Some people have swapped their gas-powered garden tools for more energy-efficient—and quiet—electric ones. But unless your electricity comes from solar, wind, or other renewable sources, they still contribute to overall carbon emissions. The EPA’s Power Profiler gives you a breakdown of where your electricity comes from to help you assess your SORES’ carbon footprint.
Kick the Fertilizer Habit
“Most gardeners are surprised to learn that one of the biggest contributors to greenhouse emissions from home gardening and lawn care is the use of nitrogen fertilizers,” says David Wolfe, professor of plant and soil ecology at Cornell University. Synthetic fertilizers are extremely energy-intensive to manufacture—for every ton of nitrogen made, four to six tons of carbon typically end up in the atmosphere, according to Wolfe. What’s more, most fertilizers provide more nitrogen than plants can take up, and soil microbes convert excess nitrogen to nitrous oxide gas, which has 300 times more heat-trapping ability then CO2.
Using either synthetic or organic fertilizers releases nitrous oxide. But organic fertilizers are better than synthetic ones because the enormous CO2 emissions associated with manufacture are mostly eliminated. And if you use yard trimmings composted in your own backyard as your plants’ primary source of nutrition, you’ll also eliminate the greenhouse gas emissions associated with packaging and transporting store-bought products. As a bonus, this keeps garden refuse out of landfills, where it breaks down and releases methane, another powerful greenhouse gas.
Stop Wasting Water
According to the EPA, gardening gobbles up more than 30 percent of household water usage on average, and up to 60 percent in arid regions. As much as half is lost due to wind, evaporation, and runoff caused by inefficient irrigation systems. If that weren’t bad enough, pumping, treating, and distributing water accounts for an estimated 3 to 4 percent of national electricity consumption, which means that irrigation is responsible for a significant amount of CO2 emissions.
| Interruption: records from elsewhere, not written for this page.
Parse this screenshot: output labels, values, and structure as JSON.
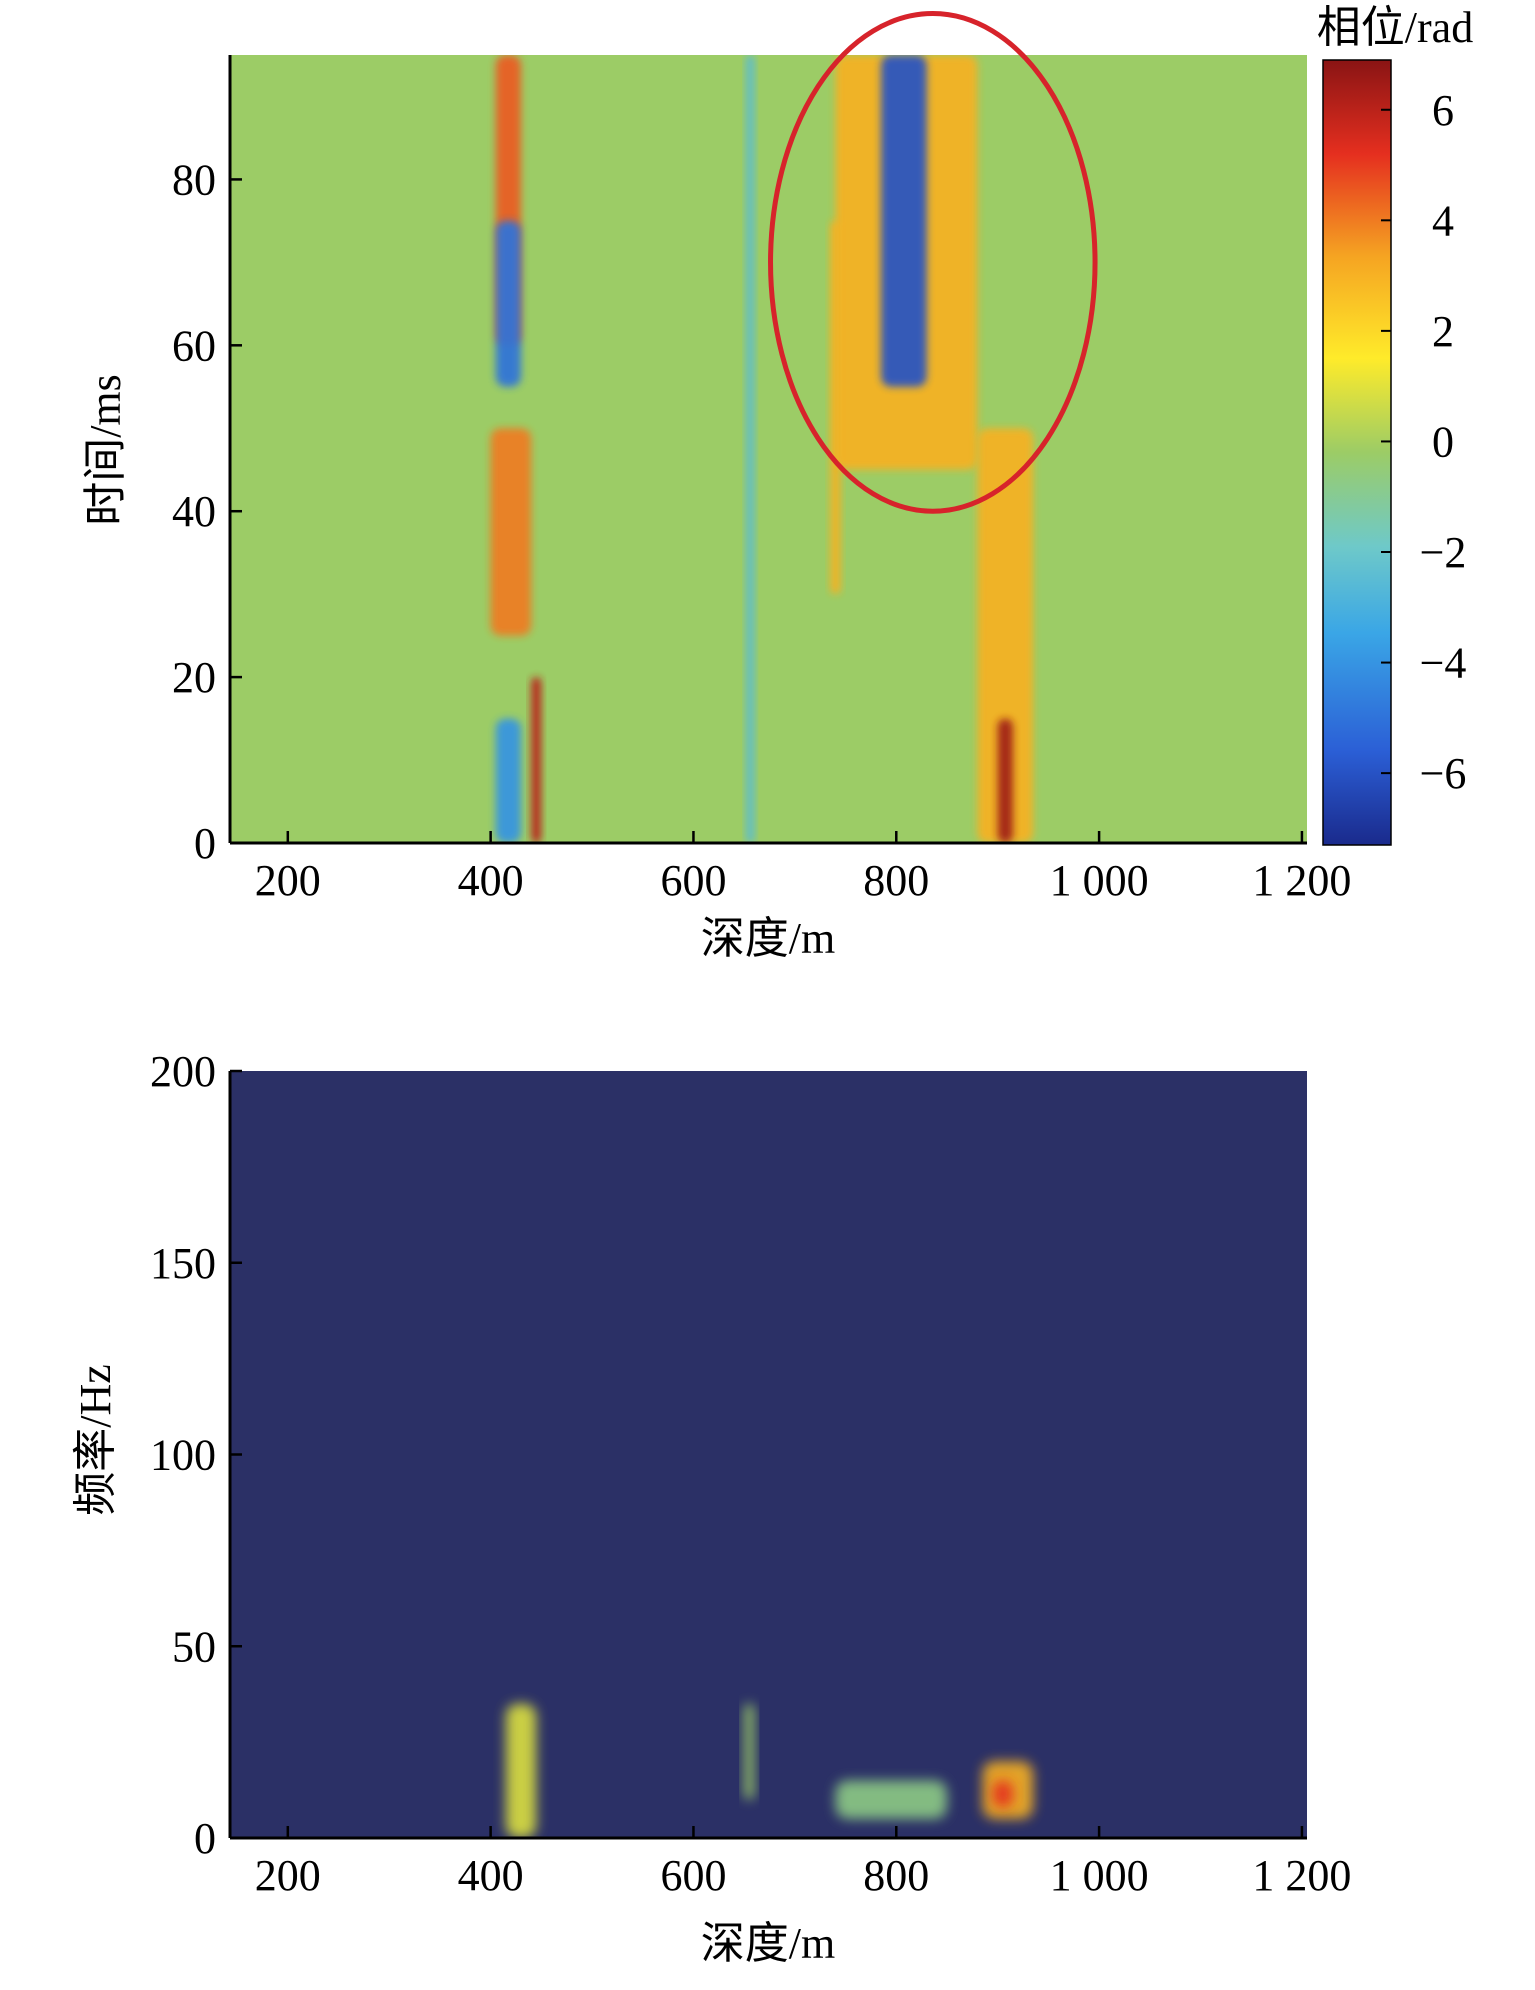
{
  "chart_data": [
    {
      "type": "heatmap",
      "title": "",
      "xlabel": "深度/m",
      "ylabel": "时间/ms",
      "xlim": [
        143,
        1205
      ],
      "ylim": [
        0,
        95
      ],
      "x_ticks": [
        200,
        400,
        600,
        800,
        1000,
        1200
      ],
      "x_tick_labels": [
        "200",
        "400",
        "600",
        "800",
        "1 000",
        "1 200"
      ],
      "y_ticks": [
        0,
        20,
        40,
        60,
        80
      ],
      "y_tick_labels": [
        "0",
        "20",
        "40",
        "60",
        "80"
      ],
      "colorbar": {
        "label": "相位/rad",
        "range": [
          -7.3,
          6.9
        ],
        "ticks": [
          -6,
          -4,
          -2,
          0,
          2,
          4,
          6
        ],
        "tick_labels": [
          "−6",
          "−4",
          "−2",
          "0",
          "2",
          "4",
          "6"
        ],
        "colormap": "jet",
        "colors": [
          "#1a2a8c",
          "#2b5fd6",
          "#3aa6e6",
          "#6ec9c9",
          "#9ccc66",
          "#ffeb2a",
          "#f5a422",
          "#e52f1f",
          "#8a1414"
        ]
      },
      "background_value": -0.3,
      "features": [
        {
          "depth": [
            405,
            430
          ],
          "time": [
            60,
            95
          ],
          "phase": 4.5
        },
        {
          "depth": [
            405,
            430
          ],
          "time": [
            55,
            75
          ],
          "phase": -5
        },
        {
          "depth": [
            400,
            440
          ],
          "time": [
            25,
            50
          ],
          "phase": 4
        },
        {
          "depth": [
            405,
            430
          ],
          "time": [
            0,
            15
          ],
          "phase": -4
        },
        {
          "depth": [
            440,
            450
          ],
          "time": [
            0,
            20
          ],
          "phase": 6
        },
        {
          "depth": [
            652,
            660
          ],
          "time": [
            0,
            95
          ],
          "phase": -2.5
        },
        {
          "depth": [
            735,
            745
          ],
          "time": [
            30,
            75
          ],
          "phase": 3
        },
        {
          "depth": [
            740,
            880
          ],
          "time": [
            45,
            95
          ],
          "phase": 3
        },
        {
          "depth": [
            785,
            830
          ],
          "time": [
            55,
            95
          ],
          "phase": -6
        },
        {
          "depth": [
            880,
            935
          ],
          "time": [
            0,
            50
          ],
          "phase": 3
        },
        {
          "depth": [
            900,
            915
          ],
          "time": [
            0,
            15
          ],
          "phase": 6.5
        }
      ],
      "annotation": {
        "shape": "ellipse",
        "color": "#d7232b",
        "center_depth": 836,
        "center_time": 70,
        "depth_radius": 160,
        "time_radius": 30
      }
    },
    {
      "type": "heatmap",
      "title": "",
      "xlabel": "深度/m",
      "ylabel": "频率/Hz",
      "xlim": [
        143,
        1205
      ],
      "ylim": [
        0,
        200
      ],
      "x_ticks": [
        200,
        400,
        600,
        800,
        1000,
        1200
      ],
      "x_tick_labels": [
        "200",
        "400",
        "600",
        "800",
        "1 000",
        "1 200"
      ],
      "y_ticks": [
        0,
        50,
        100,
        150,
        200
      ],
      "y_tick_labels": [
        "0",
        "50",
        "100",
        "150",
        "200"
      ],
      "colormap": "jet",
      "background_color": "#2b3066",
      "features": [
        {
          "depth": [
            415,
            445
          ],
          "freq": [
            0,
            35
          ],
          "intensity": 0.6
        },
        {
          "depth": [
            650,
            660
          ],
          "freq": [
            10,
            35
          ],
          "intensity": 0.5
        },
        {
          "depth": [
            740,
            850
          ],
          "freq": [
            5,
            15
          ],
          "intensity": 0.45
        },
        {
          "depth": [
            885,
            935
          ],
          "freq": [
            5,
            20
          ],
          "intensity": 0.8
        },
        {
          "depth": [
            895,
            915
          ],
          "freq": [
            8,
            15
          ],
          "intensity": 1.0
        }
      ]
    }
  ]
}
The most effective way to stop wasting water is to grow plants suited to the conditions on your property and the amount of precipitation in your region. Hand watering is the most climate-friendly way to hydrate them when necessary. If you must irrigate, make sure the professional you hire to install and maintain your system is certified by EPA’s WaterSense program, which helps consumers identify water-conserving products and services.
Lose the Lawn
Not surprisingly, the endless mowing, blowing, fertilizing, and irrigation involved in turf maintenance results in a hefty climate footprint. To make matters worse, the country’s 40 million acres of lawn, our largest irrigated crop, offer little to birds and other wildlife. Replacing your lawn with native trees, shrubs, and ground covers not only can slash your landscape’s greenhouse gas emissions but also coax birds back to your garden and look great, too.
The Manhattan Beach garden is a good example. “No power tools are used here," Kent says. "The garden is entirely hand watered.” An impressive California sycamore casts cooling shade over much of the backyard. In the front, low-growing flowers provide more color and seasonal interest than the typical lawn. Best of all, fuchsia-flowering gooseberry, golden monkey flower, California flannelbush, and other native wildflowers attract a fascinating array of birds, bees, and butterflies.